Causes for Increasing Drug Cost in the United States

In order to control the rising drug prices, one should fully understand its causes. There are three major factors to the problem, namely, increasing demand for drugs, overutilization and “moral hazard,” and patent protection on branded drugs.

• Increasing Demand for Drugs

Drug therapy is at all times a central way used by doctors and physicians because it is effective and efficient. “Drug treatments, although expensive, are most effective for treating mental disorders” (Okunade).
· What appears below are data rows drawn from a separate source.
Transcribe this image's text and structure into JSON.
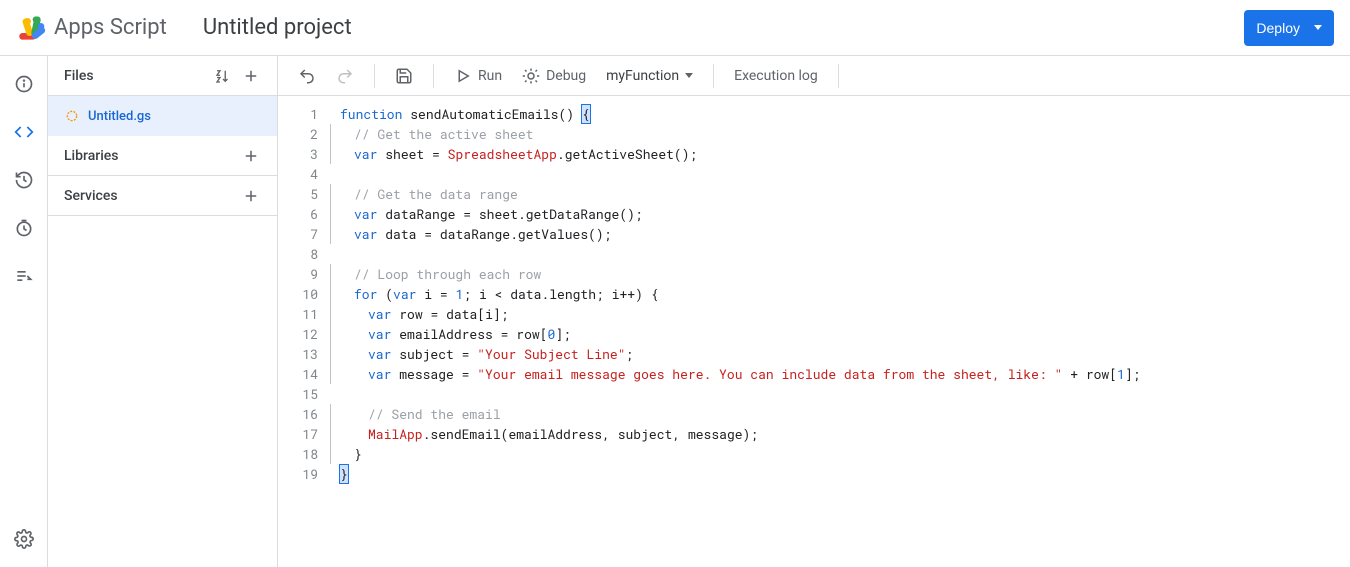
{
  "header": {
    "product": "Apps Script",
    "project_title": "Untitled project",
    "deploy_label": "Deploy"
  },
  "rail": {
    "items": [
      "info",
      "editor",
      "triggers",
      "executions",
      "project-settings"
    ],
    "bottom": "settings"
  },
  "files": {
    "header_label": "Files",
    "items": [
      {
        "name": "Untitled.gs",
        "active": true
      }
    ],
    "libraries_label": "Libraries",
    "services_label": "Services"
  },
  "toolbar": {
    "run_label": "Run",
    "debug_label": "Debug",
    "function_selected": "myFunction",
    "execution_log_label": "Execution log"
  },
  "code": {
    "lines": [
      [
        [
          "kw",
          "function"
        ],
        [
          "sp",
          " "
        ],
        [
          "fn",
          "sendAutomaticEmails"
        ],
        [
          "punc",
          "()"
        ],
        [
          "sp",
          " "
        ],
        [
          "cur",
          "{"
        ]
      ],
      [
        [
          "ind",
          1
        ],
        [
          "comment",
          "// Get the active sheet"
        ]
      ],
      [
        [
          "ind",
          1
        ],
        [
          "kw",
          "var"
        ],
        [
          "sp",
          " "
        ],
        [
          "fn",
          "sheet"
        ],
        [
          "sp",
          " "
        ],
        [
          "punc",
          "="
        ],
        [
          "sp",
          " "
        ],
        [
          "type",
          "SpreadsheetApp"
        ],
        [
          "punc",
          "."
        ],
        [
          "fn",
          "getActiveSheet"
        ],
        [
          "punc",
          "();"
        ]
      ],
      [],
      [
        [
          "ind",
          1
        ],
        [
          "comment",
          "// Get the data range"
        ]
      ],
      [
        [
          "ind",
          1
        ],
        [
          "kw",
          "var"
        ],
        [
          "sp",
          " "
        ],
        [
          "fn",
          "dataRange"
        ],
        [
          "sp",
          " "
        ],
        [
          "punc",
          "="
        ],
        [
          "sp",
          " "
        ],
        [
          "fn",
          "sheet"
        ],
        [
          "punc",
          "."
        ],
        [
          "fn",
          "getDataRange"
        ],
        [
          "punc",
          "();"
        ]
      ],
      [
        [
          "ind",
          1
        ],
        [
          "kw",
          "var"
        ],
        [
          "sp",
          " "
        ],
        [
          "fn",
          "data"
        ],
        [
          "sp",
          " "
        ],
        [
          "punc",
          "="
        ],
        [
          "sp",
          " "
        ],
        [
          "fn",
          "dataRange"
        ],
        [
          "punc",
          "."
        ],
        [
          "fn",
          "getValues"
        ],
        [
          "punc",
          "();"
        ]
      ],
      [],
      [
        [
          "ind",
          1
        ],
        [
          "comment",
          "// Loop through each row"
        ]
      ],
      [
        [
          "ind",
          1
        ],
        [
          "kw",
          "for"
        ],
        [
          "sp",
          " "
        ],
        [
          "punc",
          "("
        ],
        [
          "kw",
          "var"
        ],
        [
          "sp",
          " "
        ],
        [
          "fn",
          "i"
        ],
        [
          "sp",
          " "
        ],
        [
          "punc",
          "="
        ],
        [
          "sp",
          " "
        ],
        [
          "num",
          "1"
        ],
        [
          "punc",
          ";"
        ],
        [
          "sp",
          " "
        ],
        [
          "fn",
          "i"
        ],
        [
          "sp",
          " "
        ],
        [
          "punc",
          "<"
        ],
        [
          "sp",
          " "
        ],
        [
          "fn",
          "data"
        ],
        [
          "punc",
          "."
        ],
        [
          "fn",
          "length"
        ],
        [
          "punc",
          ";"
        ],
        [
          "sp",
          " "
        ],
        [
          "fn",
          "i"
        ],
        [
          "punc",
          "++)"
        ],
        [
          "sp",
          " "
        ],
        [
          "punc",
          "{"
        ]
      ],
      [
        [
          "ind",
          2
        ],
        [
          "kw",
          "var"
        ],
        [
          "sp",
          " "
        ],
        [
          "fn",
          "row"
        ],
        [
          "sp",
          " "
        ],
        [
          "punc",
          "="
        ],
        [
          "sp",
          " "
        ],
        [
          "fn",
          "data"
        ],
        [
          "punc",
          "["
        ],
        [
          "fn",
          "i"
        ],
        [
          "punc",
          "];"
        ]
      ],
      [
        [
          "ind",
          2
        ],
        [
          "kw",
          "var"
        ],
        [
          "sp",
          " "
        ],
        [
          "fn",
          "emailAddress"
        ],
        [
          "sp",
          " "
        ],
        [
          "punc",
          "="
        ],
        [
          "sp",
          " "
        ],
        [
          "fn",
          "row"
        ],
        [
          "punc",
          "["
        ],
        [
          "num",
          "0"
        ],
        [
          "punc",
          "];"
        ]
      ],
      [
        [
          "ind",
          2
        ],
        [
          "kw",
          "var"
        ],
        [
          "sp",
          " "
        ],
        [
          "fn",
          "subject"
        ],
        [
          "sp",
          " "
        ],
        [
          "punc",
          "="
        ],
        [
          "sp",
          " "
        ],
        [
          "str",
          "\"Your Subject Line\""
        ],
        [
          "punc",
          ";"
        ]
      ],
      [
        [
          "ind",
          2
        ],
        [
          "kw",
          "var"
        ],
        [
          "sp",
          " "
        ],
        [
          "fn",
          "message"
        ],
        [
          "sp",
          " "
        ],
        [
          "punc",
          "="
        ],
        [
          "sp",
          " "
        ],
        [
          "str",
          "\"Your email message goes here. You can include data from the sheet, like: \""
        ],
        [
          "sp",
          " "
        ],
        [
          "punc",
          "+"
        ],
        [
          "sp",
          " "
        ],
        [
          "fn",
          "row"
        ],
        [
          "punc",
          "["
        ],
        [
          "num",
          "1"
        ],
        [
          "punc",
          "];"
        ]
      ],
      [],
      [
        [
          "ind",
          2
        ],
        [
          "comment",
          "// Send the email"
        ]
      ],
      [
        [
          "ind",
          2
        ],
        [
          "type",
          "MailApp"
        ],
        [
          "punc",
          "."
        ],
        [
          "fn",
          "sendEmail"
        ],
        [
          "punc",
          "("
        ],
        [
          "fn",
          "emailAddress"
        ],
        [
          "punc",
          ","
        ],
        [
          "sp",
          " "
        ],
        [
          "fn",
          "subject"
        ],
        [
          "punc",
          ","
        ],
        [
          "sp",
          " "
        ],
        [
          "fn",
          "message"
        ],
        [
          "punc",
          ");"
        ]
      ],
      [
        [
          "ind",
          1
        ],
        [
          "punc",
          "}"
        ]
      ],
      [
        [
          "cur",
          "}"
        ]
      ]
    ]
  }
}
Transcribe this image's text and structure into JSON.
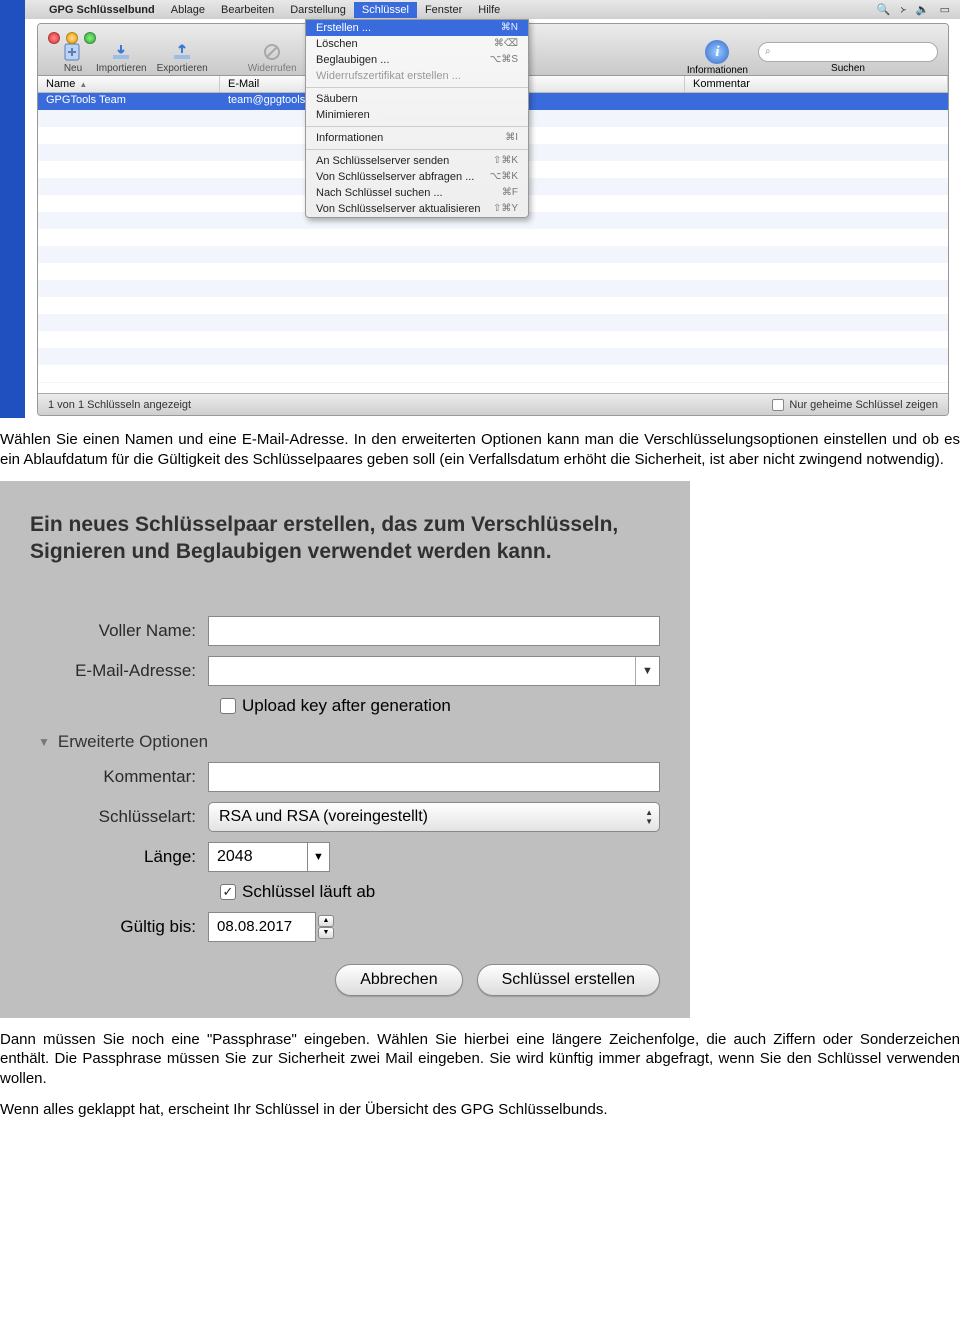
{
  "menubar": {
    "app": "GPG Schlüsselbund",
    "items": [
      "Ablage",
      "Bearbeiten",
      "Darstellung",
      "Schlüssel",
      "Fenster",
      "Hilfe"
    ],
    "active_index": 3
  },
  "toolbar": {
    "new": "Neu",
    "import": "Importieren",
    "export": "Exportieren",
    "revoke": "Widerrufen",
    "info": "Informationen",
    "search_label": "Suchen",
    "search_placeholder": "Q"
  },
  "table": {
    "headers": [
      "Name",
      "E-Mail",
      "",
      "Kommentar"
    ],
    "row": {
      "name": "GPGTools Team",
      "email": "team@gpgtools.org"
    }
  },
  "menu": [
    {
      "label": "Erstellen ...",
      "shortcut": "⌘N",
      "selected": true
    },
    {
      "label": "Löschen",
      "shortcut": "⌘⌫"
    },
    {
      "label": "Beglaubigen ...",
      "shortcut": "⌥⌘S"
    },
    {
      "label": "Widerrufszertifikat erstellen ...",
      "disabled": true
    },
    {
      "sep": true
    },
    {
      "label": "Säubern"
    },
    {
      "label": "Minimieren"
    },
    {
      "sep": true
    },
    {
      "label": "Informationen",
      "shortcut": "⌘I"
    },
    {
      "sep": true
    },
    {
      "label": "An Schlüsselserver senden",
      "shortcut": "⇧⌘K"
    },
    {
      "label": "Von Schlüsselserver abfragen ...",
      "shortcut": "⌥⌘K"
    },
    {
      "label": "Nach Schlüssel suchen ...",
      "shortcut": "⌘F"
    },
    {
      "label": "Von Schlüsselserver aktualisieren",
      "shortcut": "⇧⌘Y"
    }
  ],
  "status": {
    "left": "1 von 1 Schlüsseln angezeigt",
    "right": "Nur geheime Schlüssel zeigen"
  },
  "para1_title": "Wählen Sie einen Namen und eine E-Mail-Adresse.",
  "para1_body": " In den erweiterten Optionen kann man die Verschlüsselungsoptionen einstellen und ob es ein Ablaufdatum für die Gültigkeit des Schlüsselpaares geben soll (ein Verfallsdatum erhöht die Sicherheit, ist aber nicht zwingend notwendig).",
  "dialog": {
    "title": "Ein neues Schlüsselpaar erstellen, das zum Verschlüsseln, Signieren und Beglaubigen verwendet werden kann.",
    "labels": {
      "name": "Voller Name:",
      "email": "E-Mail-Adresse:",
      "upload": "Upload key after generation",
      "expand": "Erweiterte Optionen",
      "comment": "Kommentar:",
      "keytype": "Schlüsselart:",
      "length": "Länge:",
      "expires_chk": "Schlüssel läuft ab",
      "valid": "Gültig bis:"
    },
    "values": {
      "keytype": "RSA und RSA (voreingestellt)",
      "length": "2048",
      "valid": "08.08.2017"
    },
    "buttons": {
      "cancel": "Abbrechen",
      "create": "Schlüssel erstellen"
    }
  },
  "para2": "Dann müssen Sie noch eine \"Passphrase\" eingeben. Wählen Sie hierbei eine längere Zeichenfolge, die auch Ziffern oder Sonderzeichen enthält. Die Passphrase müssen Sie zur Sicherheit zwei Mail eingeben. Sie wird künftig immer abgefragt, wenn Sie den Schlüssel verwenden wollen.",
  "para3": "Wenn alles geklappt hat, erscheint Ihr Schlüssel in der Übersicht des GPG Schlüsselbunds."
}
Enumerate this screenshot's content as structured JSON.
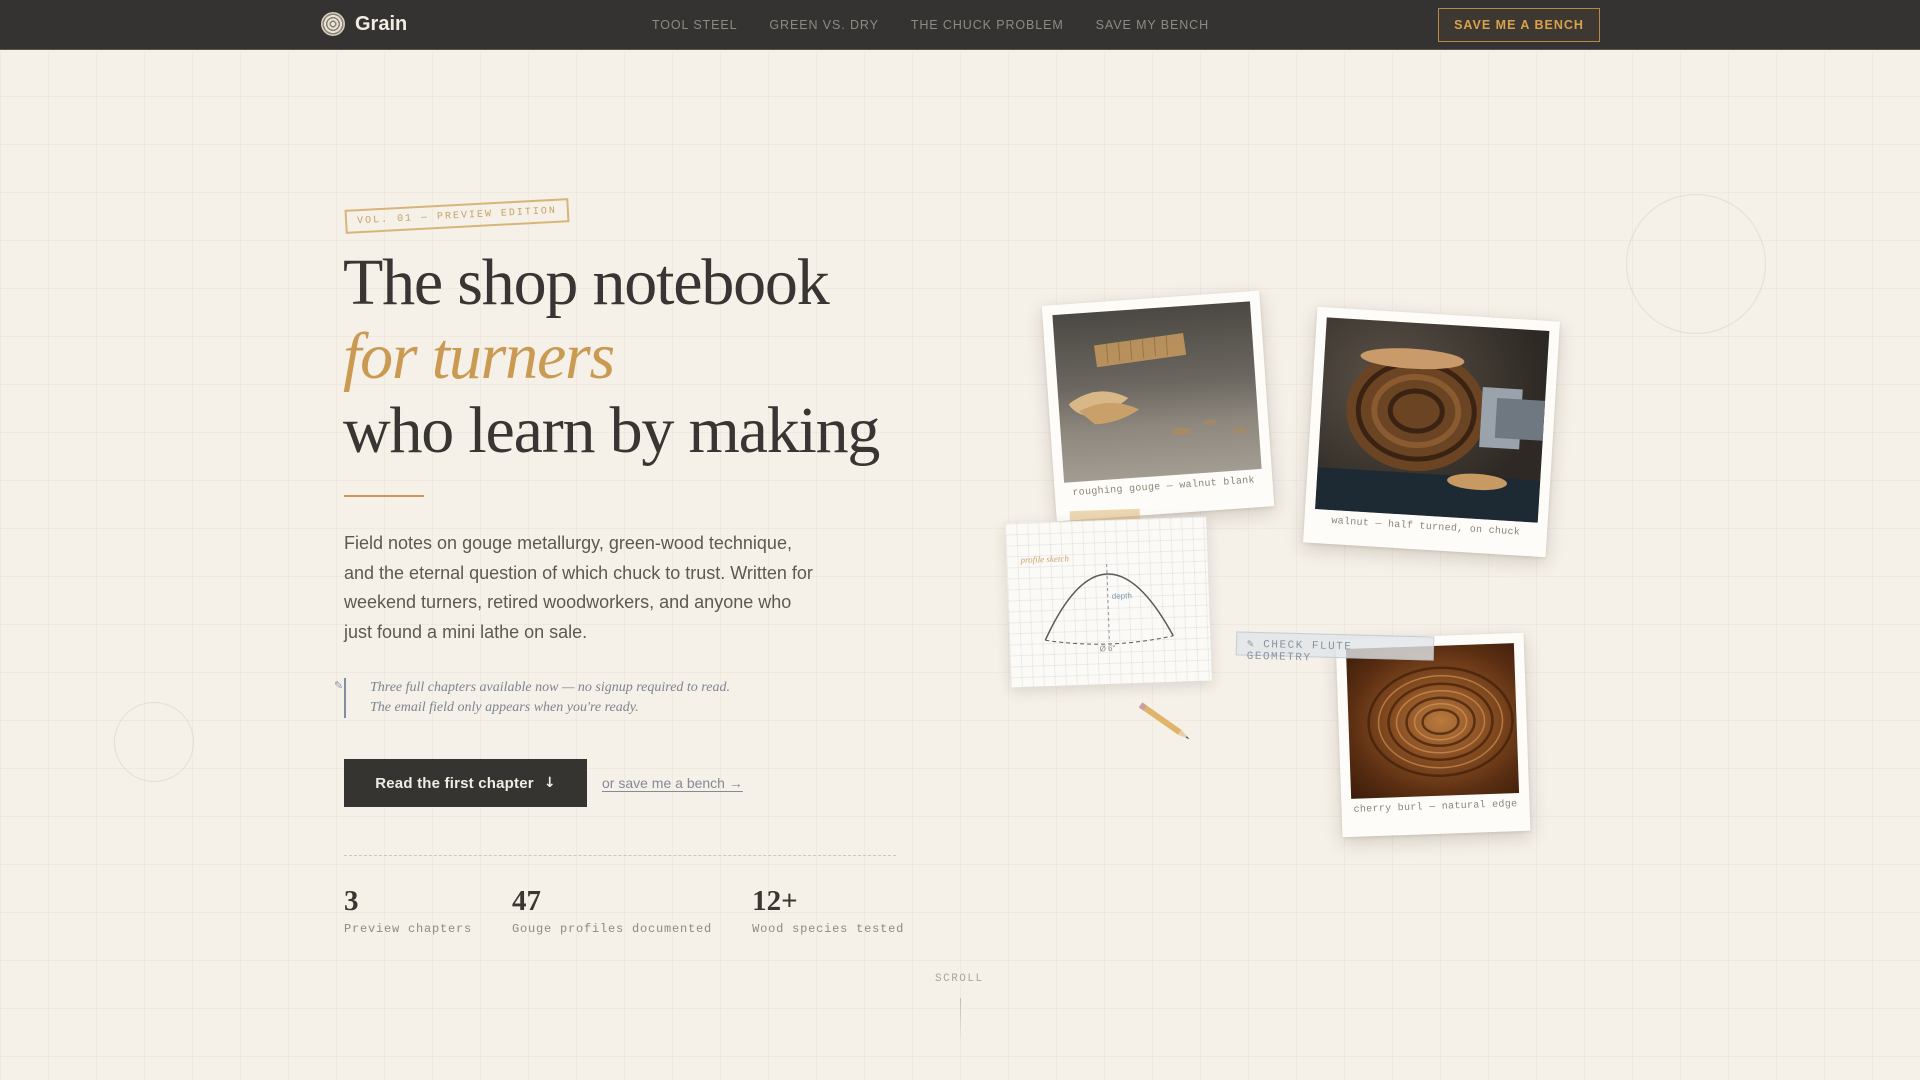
{
  "nav": {
    "brand": "Grain",
    "links": [
      "TOOL STEEL",
      "GREEN VS. DRY",
      "THE CHUCK PROBLEM",
      "SAVE MY BENCH"
    ],
    "cta": "SAVE ME A BENCH"
  },
  "hero": {
    "edition_tag": "VOL. 01 — PREVIEW EDITION",
    "headline_line1": "The shop notebook",
    "headline_accent": "for turners",
    "headline_line3": "who learn by making",
    "lede": "Field notes on gouge metallurgy, green-wood technique, and the eternal question of which chuck to trust. Written for weekend turners, retired woodworkers, and anyone who just found a mini lathe on sale.",
    "note": "Three full chapters available now — no signup required to read. The email field only appears when you're ready.",
    "primary_button": "Read the first chapter",
    "secondary_link": "or save me a bench →",
    "stats": [
      {
        "value": "3",
        "label": "Preview chapters"
      },
      {
        "value": "47",
        "label": "Gouge profiles documented"
      },
      {
        "value": "12+",
        "label": "Wood species tested"
      }
    ],
    "scroll_label": "SCROLL"
  },
  "gallery": {
    "photo1_caption": "roughing gouge — walnut blank",
    "photo2_caption": "walnut — half turned, on chuck",
    "photo3_caption": "cherry burl — natural edge",
    "sketch_label": "profile sketch",
    "sketch_depth": "depth",
    "sketch_diameter": "Ø 6\"",
    "sticky_note": "✎ CHECK FLUTE GEOMETRY"
  },
  "colors": {
    "nav_bg": "#353331",
    "page_bg": "#f5f0e8",
    "accent": "#cb9a52",
    "button_bg": "#363431"
  },
  "icons": {
    "brand": "wood-grain-logo-icon",
    "button_arrow": "arrow-down-icon",
    "note_marker": "pencil-icon"
  }
}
The use of drug is relatively convenient compared to hospitalization and complex surgeries. Consequently, many patients prefer drug therapy to other therapies. In addition, pharmaceutical manufacturers spend a lot of money on advertising new drugs, and many consumers are attracted by those advertisements. “[Increasing] discovery and aggressive marketing by drug firms and growing utilization of highly expensive biotechnology drugs and procedures for treating life-threatening illness … raise drug costs” (Okunade). Physicians as well as patients are interested in the latest, most modem drugs. Besides, the Medicare-aged population segment, i.e. the elderly, is growing in the U.S., and the elderly are the largest users of prescription drugs in the States. As the Medicare-aged population sector is mounting, more drugs are demanded. In the drug market where the market supply curve is upward sloping, with the market demand curve downward sloping, an increase in demand for drugs will cause the entire demand curve to shift right. As a result, the equilibrium price and quantity for prescription drugs increase. This is illustrated in the following graph.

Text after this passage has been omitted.